2. Lithium may deactivate the glycogen synthase kinase 3B (GSK-3B) enzyme. The regulation of GSK-3B by lithium may affect the circadian clock. When GSK-3B is activated, the protein Bmal1 is unable to reset the "master clock" inside the brain. As a result, the body's natural circadian cycle is disrupted. When the cycle is disrupted, the routine schedules of many functions (metabolism, sleep, body temperature) are disturbed. This may explain many of the features of mania and depression. Lithium, by inhibiting GSK-3B, may restore normal brain function after it is disrupted in some people.

3. Lithium treatment has been found to inhibit the enzyme inositol monophosphatase leading to disruption of the phosphoinositide cycle. This interferes in the formation of phosphoinositide diphosphate which is important in the intracellular signaling pathway of several neurotransmitters.

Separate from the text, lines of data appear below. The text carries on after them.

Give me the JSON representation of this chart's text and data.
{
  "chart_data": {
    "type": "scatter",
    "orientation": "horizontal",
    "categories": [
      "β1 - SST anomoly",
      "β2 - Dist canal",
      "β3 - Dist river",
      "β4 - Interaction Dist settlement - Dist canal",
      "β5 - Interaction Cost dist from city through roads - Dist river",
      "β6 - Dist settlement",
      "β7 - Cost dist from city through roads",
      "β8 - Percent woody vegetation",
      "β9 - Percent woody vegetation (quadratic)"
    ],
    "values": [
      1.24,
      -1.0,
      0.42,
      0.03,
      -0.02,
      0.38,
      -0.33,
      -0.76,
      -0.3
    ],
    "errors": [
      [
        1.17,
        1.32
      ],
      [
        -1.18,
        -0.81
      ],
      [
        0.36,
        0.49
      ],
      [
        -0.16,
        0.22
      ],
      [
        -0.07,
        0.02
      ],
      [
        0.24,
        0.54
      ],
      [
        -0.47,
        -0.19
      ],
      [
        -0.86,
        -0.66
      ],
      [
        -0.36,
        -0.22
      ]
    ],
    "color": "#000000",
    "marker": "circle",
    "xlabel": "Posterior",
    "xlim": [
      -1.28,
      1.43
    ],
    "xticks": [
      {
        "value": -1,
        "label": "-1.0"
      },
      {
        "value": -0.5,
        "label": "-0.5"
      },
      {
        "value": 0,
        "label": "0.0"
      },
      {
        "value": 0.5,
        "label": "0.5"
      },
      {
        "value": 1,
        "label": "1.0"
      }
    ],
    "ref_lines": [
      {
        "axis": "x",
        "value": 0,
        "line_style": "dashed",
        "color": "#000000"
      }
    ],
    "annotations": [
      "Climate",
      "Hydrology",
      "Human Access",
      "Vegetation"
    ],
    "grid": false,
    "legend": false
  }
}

Evidence from both in vitro and in vivo studies has demonstrated that lithium exerts multiple effects on neurotransmitter/receptor-mediated signaling, ion transport, signal transduction cascades, hormonal and circadian regulation, and profoundly alters gene expression. It is surprising that a small ion like lithium that has many properties that are similar to sodium could exert such diverse effects.

References:
Oliver SL, Comstock GW, Helsing KJ. 1976. Mood and lithium in drinking water. Arch Environ Health. Mar-Apr;31(2):92-5.

Schrauzer GN, Shrestha KP. 1990. Lithium in drinking water and the incidences of crimes, suicides, and arrests related to drug addictions. Biol Trace Elem Res. May; 25(2):105-13.